Опровергнуть обвинение он не мог, поскольку ни против кого из основных обвиняемых (исключая Фабра, действительно участвовавшего в финансовых махинациях) не было конкретных обвинений: одна лишь риторика Сен-Жюста, который в своем докладе ссылался на сплетни, на то, что Дантон говорил за обедом; он уверял, что Дантон собирался организовать ополчение из парижан и повести его к границам для того, чтобы оставить беззащитный Париж на произвол врагов народа; наконец, в отсутствии у подсудимого добродетели. Услышав это обвинение, Дантон засмеялся и сказал, что нет добродетели более существенной, чем та, которую он каждую ночь показывает своей жене.
Но суд был в затруднении: ведь обвиняемые требуют вызова свидетелей: мэра Парижа, военного министра, Ленде, Робеспьера. А суд не знает, что ответить на такие требования. Из видных людей явился только председатель финансового комитета Камбон — давать показания о хищениях, то есть по единственному реальному обвинению. «Камбон, ты веришь, что мы заговорщики?» — спросил Дантон. Камбон не смог сдержать улыбки, и Дантон потребовал: «Отметьте в протоколе, что он засмеялся».
Когда один из обвиняемых, Вестерман, стал настаивать, чтобы обвинение было предъявлено официально (его обвинили уже в ходе суда), председатель суда Эрман ответил, что это, мол, пустая формальность. Дантон громогласно возразил: «Но ведь и наше здесь присутствие — тоже пустая формальность». (Жирондисты так еще не говорили!)
Впрочем, какие-то гарантии прав обвиняемых пока еще сохранялись. Например, в предыдущем 1793 году был введен закон, который позволял прекращать судебные заседания после трех дней, если присяжные заявляли, что «они уже достаточно уяснили себе суть дела», но три дня все-таки требовалось как-то протянуть.
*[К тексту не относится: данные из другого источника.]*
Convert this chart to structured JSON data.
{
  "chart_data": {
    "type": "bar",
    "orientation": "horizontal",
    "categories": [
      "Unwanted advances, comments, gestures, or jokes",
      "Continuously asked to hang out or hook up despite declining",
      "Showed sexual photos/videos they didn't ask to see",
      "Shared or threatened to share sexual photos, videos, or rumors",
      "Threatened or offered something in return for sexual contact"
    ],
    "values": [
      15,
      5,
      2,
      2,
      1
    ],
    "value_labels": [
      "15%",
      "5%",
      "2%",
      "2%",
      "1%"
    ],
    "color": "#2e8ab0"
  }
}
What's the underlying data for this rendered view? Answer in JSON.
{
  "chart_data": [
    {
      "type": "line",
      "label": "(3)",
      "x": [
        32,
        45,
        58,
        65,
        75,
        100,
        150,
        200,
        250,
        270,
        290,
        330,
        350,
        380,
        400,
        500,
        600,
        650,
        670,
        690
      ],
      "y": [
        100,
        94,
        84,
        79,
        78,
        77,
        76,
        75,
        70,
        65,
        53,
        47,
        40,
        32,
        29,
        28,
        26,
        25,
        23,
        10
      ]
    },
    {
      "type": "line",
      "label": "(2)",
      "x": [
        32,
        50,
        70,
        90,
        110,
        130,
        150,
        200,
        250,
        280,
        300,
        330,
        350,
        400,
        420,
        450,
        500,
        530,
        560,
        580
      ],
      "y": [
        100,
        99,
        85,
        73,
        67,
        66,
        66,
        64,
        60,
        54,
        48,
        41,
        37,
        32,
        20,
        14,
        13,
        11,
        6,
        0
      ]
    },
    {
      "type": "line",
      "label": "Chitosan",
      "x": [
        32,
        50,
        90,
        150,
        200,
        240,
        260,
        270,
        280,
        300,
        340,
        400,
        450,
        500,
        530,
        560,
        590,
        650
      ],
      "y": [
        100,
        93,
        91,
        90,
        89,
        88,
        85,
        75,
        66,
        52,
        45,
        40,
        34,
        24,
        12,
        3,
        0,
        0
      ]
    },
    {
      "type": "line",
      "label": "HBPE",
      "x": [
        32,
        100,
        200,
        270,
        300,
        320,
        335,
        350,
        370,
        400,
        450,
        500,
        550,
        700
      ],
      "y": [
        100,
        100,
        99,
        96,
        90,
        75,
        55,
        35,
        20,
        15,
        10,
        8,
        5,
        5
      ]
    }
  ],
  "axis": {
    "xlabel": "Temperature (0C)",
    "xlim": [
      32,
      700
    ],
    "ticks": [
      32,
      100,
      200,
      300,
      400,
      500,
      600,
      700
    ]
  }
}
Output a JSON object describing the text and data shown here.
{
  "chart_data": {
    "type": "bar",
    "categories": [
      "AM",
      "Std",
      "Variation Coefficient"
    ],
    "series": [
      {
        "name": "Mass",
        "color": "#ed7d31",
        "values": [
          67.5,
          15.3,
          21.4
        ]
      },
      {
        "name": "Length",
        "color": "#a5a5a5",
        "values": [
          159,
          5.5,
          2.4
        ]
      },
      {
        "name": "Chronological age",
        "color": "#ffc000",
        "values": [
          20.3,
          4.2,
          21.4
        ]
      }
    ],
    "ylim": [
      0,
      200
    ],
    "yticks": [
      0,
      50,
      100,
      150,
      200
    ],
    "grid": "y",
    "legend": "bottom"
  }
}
Дантон получил слово на второй день процесса.
Он грохотал. Он разыгрывал раненого льва, на которого набросилась стая шакалов, — вероятно, это была лучшая линия защиты, единственная, которая давала какие-то шансы.
«Трусы, оскорбляющие меня, осмелятся ли напасть в лицо? Пусть они появятся здесь, чтобы я покрыл их заслуженным позором. Я сказал и повторяю: мой дом скоро будет небытие, а мое имя — в пантеоне… Жизнь для меня — бремя, и я хочу его сбросить… Удивительно, как слеп был Конвент в отношении меня до сегодняшнего дня; еще чудесней, как внезапно он прозрел».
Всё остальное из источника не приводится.